When Santrich returned to Colombia, it quickly became apparent to him that Duque’s government and its Washington masters had no intention of honoring the Havana Accords, using them only as an excuse to disarm and divide the guerrilla movement. 

Santrich himself, though guaranteed a seat in Congress and legal immunity under the agreement, was thrown into prison on false “drug trafficking” charges. He was held in torturous, life-threatening conditions. 

A mass movement fought for and won his release. But the threat of extrajudicial killing or extradition to the U.S. still loomed.

Santrich went underground. In August 2019, Santrich, Márquez and others announced the formation of the FARC-EP, Second Marquetalia, an initiative to rebuild the revolutionary guerrilla movement following the betrayal of the peace agreement by Bogota and Washington.

“Either a slow death in a maximum security prison in some hot desert in the U.S., 30 meters underground, without any human rights, like his youthful friend, his fellow from Caribe Simón Trinidad, or shot down in a confrontation,” wrote Alberto Pinzón Sánchez. 

“With this perspective … he returned to arms — this time a little more ‘symbolically,’ in order to accompany with his knowledge, ideas and far-seeing vision, a group of former comrades who shared with him the idea that it was better to die fighting counterinsurgent fascism than kneel before the perfidy and deceptions of the regime.”

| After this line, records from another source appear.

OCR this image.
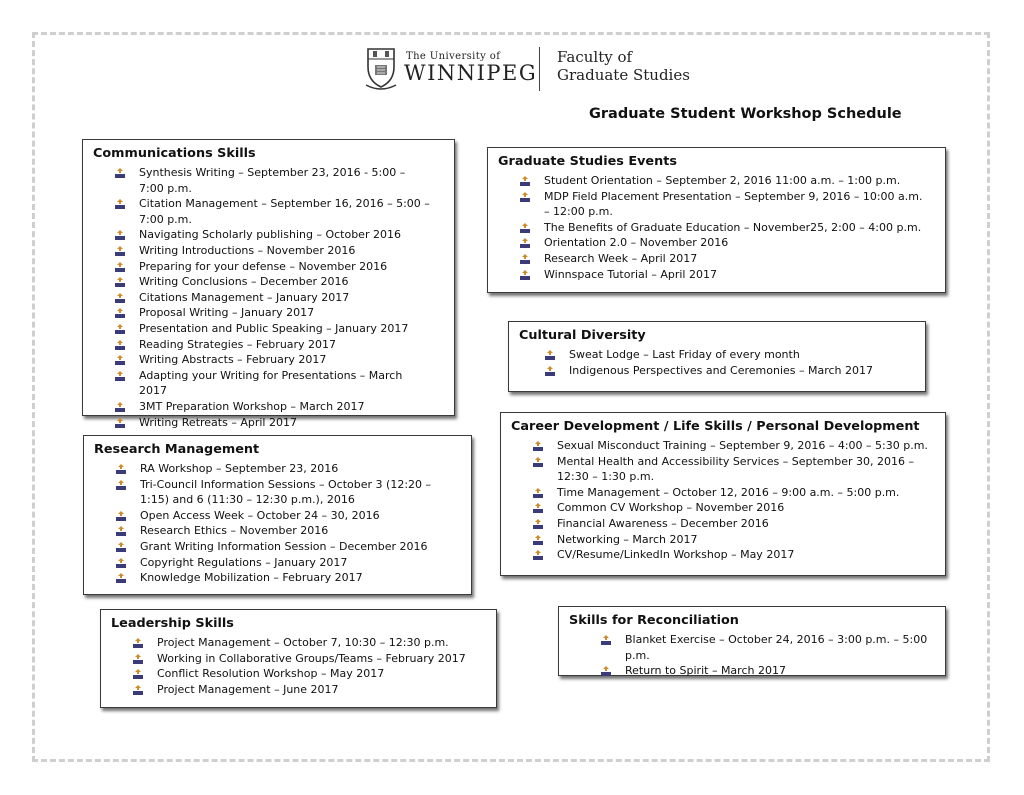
The University of
WINNIPEG
Faculty of
Graduate Studies
Graduate Student Workshop Schedule
Communications Skills
Synthesis Writing – September 23, 2016 - 5:00 – 7:00 p.m.
Citation Management – September 16, 2016 – 5:00 – 7:00 p.m.
Navigating Scholarly publishing – October 2016
Writing Introductions – November 2016
Preparing for your defense – November 2016
Writing Conclusions – December 2016
Citations Management – January 2017
Proposal Writing – January 2017
Presentation and Public Speaking – January 2017
Reading Strategies – February 2017
Writing Abstracts – February 2017
Adapting your Writing for Presentations – March 2017
3MT Preparation Workshop – March 2017
Writing Retreats – April 2017
Research Management
RA Workshop – September 23, 2016
Tri-Council Information Sessions – October 3 (12:20 – 1:15) and 6 (11:30 – 12:30 p.m.), 2016
Open Access Week – October 24 – 30, 2016
Research Ethics – November 2016
Grant Writing Information Session – December 2016
Copyright Regulations – January 2017
Knowledge Mobilization – February 2017
Leadership Skills
Project Management – October 7, 10:30 – 12:30 p.m.
Working in Collaborative Groups/Teams – February 2017
Conflict Resolution Workshop – May 2017
Project Management – June 2017
Graduate Studies Events
Student Orientation – September 2, 2016 11:00 a.m. – 1:00 p.m.
MDP Field Placement Presentation – September 9, 2016 – 10:00 a.m. – 12:00 p.m.
The Benefits of Graduate Education – November25, 2:00 – 4:00 p.m.
Orientation 2.0 – November 2016
Research Week – April 2017
Winnspace Tutorial – April 2017
Cultural Diversity
Sweat Lodge – Last Friday of every month
Indigenous Perspectives and Ceremonies – March 2017
Career Development / Life Skills / Personal Development
Sexual Misconduct Training – September 9, 2016 – 4:00 – 5:30 p.m.
Mental Health and Accessibility Services – September 30, 2016 – 12:30 – 1:30 p.m.
Time Management – October 12, 2016 – 9:00 a.m. – 5:00 p.m.
Common CV Workshop – November 2016
Financial Awareness – December 2016
Networking – March 2017
CV/Resume/LinkedIn Workshop – May 2017
Skills for Reconciliation
Blanket Exercise – October 24, 2016 – 3:00 p.m. – 5:00 p.m.
Return to Spirit – March 2017
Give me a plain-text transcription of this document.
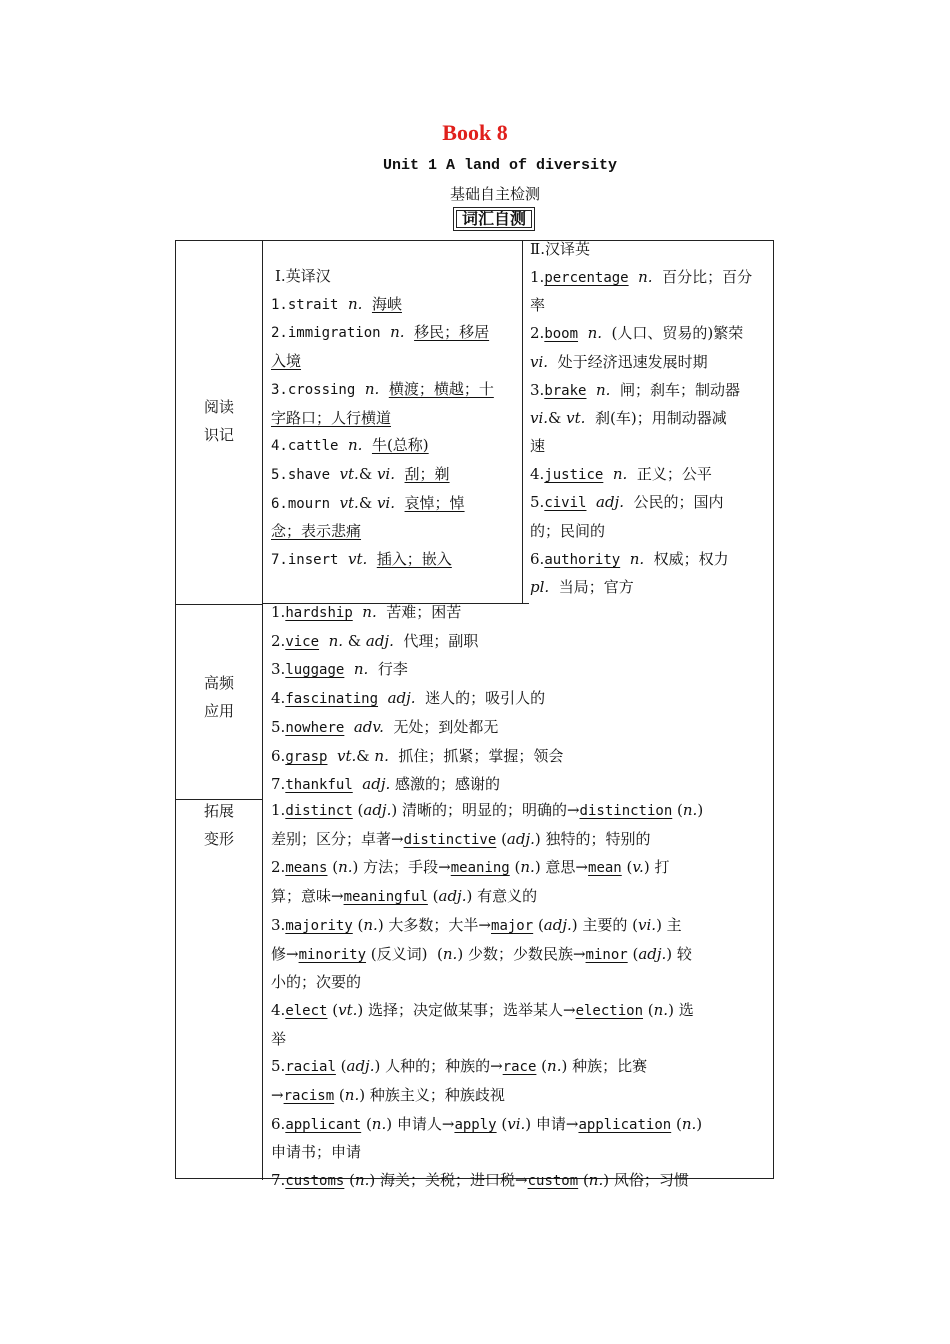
Book 8
Unit 1 A land of diversity
基础自主检测
词汇自测
阅读
识记
高频
应用
拓展
变形
Ⅰ.英译汉
1.strait  n. 海峡
2.immigration  n. 移民；移居
入境
3.crossing  n. 横渡；横越；十
字路口；人行横道
4.cattle  n. 牛(总称)
5.shave  vt.& vi. 刮；剃
6.mourn  vt.& vi. 哀悼；悼
念；表示悲痛
7.insert  vt. 插入；嵌入
Ⅱ.汉译英
1.percentage  n.  百分比；百分
率
2.boom  n.  (人口、贸易的)繁荣
vi.  处于经济迅速发展时期
3.brake  n.  闸；刹车；制动器
vi.& vt.  刹(车)；用制动器减
速
4.justice  n.  正义；公平
5.civil  adj.  公民的；国内
的；民间的
6.authority  n.  权威；权力
pl.  当局；官方
1.hardship  n.  苦难；困苦
2.vice  n. & adj.  代理；副职
3.luggage  n.  行李
4.fascinating  adj.  迷人的；吸引人的
5.nowhere  adv.  无处；到处都无
6.grasp  vt.& n.  抓住；抓紧；掌握；领会
7.thankful  adj. 感激的；感谢的
1.distinct (adj.) 清晰的；明显的；明确的→distinction (n.)
差别；区分；卓著→distinctive (adj.) 独特的；特别的
2.means (n.) 方法；手段→meaning (n.) 意思→mean (v.) 打
算；意味→meaningful (adj.) 有意义的
3.majority (n.) 大多数；大半→major (adj.) 主要的 (vi.) 主
修→minority (反义词)  (n.) 少数；少数民族→minor (adj.) 较
小的；次要的
4.elect (vt.) 选择；决定做某事；选举某人→election (n.) 选
举
5.racial (adj.) 人种的；种族的→race (n.) 种族；比赛
→racism (n.) 种族主义；种族歧视
6.applicant (n.) 申请人→apply (vi.) 申请→application (n.)
申请书；申请
7.customs (n.) 海关；关税；进口税→custom (n.) 风俗；习惯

Death squads kill former guerrillas

Between the signing of the Havana Accords in 2016 and April 2020, at least 271 former FARC guerrillas were murdered by right-wing death squads, along with hundreds of community activists, student leaders, trade unionists, journalists and representatives of the Indigenous and Afro-Colombian communities.

Santrich had seen it before. 

As a student activist in the late 1980s and early 1990s, young Seuxis Pausias participated in organizing the Patriotic Union movement, an earlier attempt to transform the decades-long civil war and build a powerful social-justice alternative to the political parties dominated by Colombia’s oligarchy and U.S. imperialism. 

Then, too, the response of Colombia’s ruling class, big landlords and U.S. backers was to unleash death squads to exterminate their political opponents.

In fact, Seuxis Pausias’s close friend, a fellow student leader, was one of those executed in 1991. He took the name of his slain friend — Jesús Santrich — in tribute, and left to join the guerrillas.

“Was it necessary to execute a blind revolutionary militant?” asked Argentinian revolutionary Néstor Kohan. “Were the U.S. Pentagon, the Israeli Army and the Colombian Armed Forces so afraid of a blind person who walked with a cane? 

“Yes, they were afraid of him. And now that he’s dead … they are going to be even more afraid, because the unwavering example of this communist revolutionary will surely take on other dimensions, as happened in their time with Camilo Torres, Che Guevara and with so many other revolutionaries of Our America.”

In his honor, the Bolivarian Continental Movement has declared May 17 the “International Day of Global Insurgence Against Decadent and Criminal Imperialism.”

¡Comandante Jesús Santrich, presente!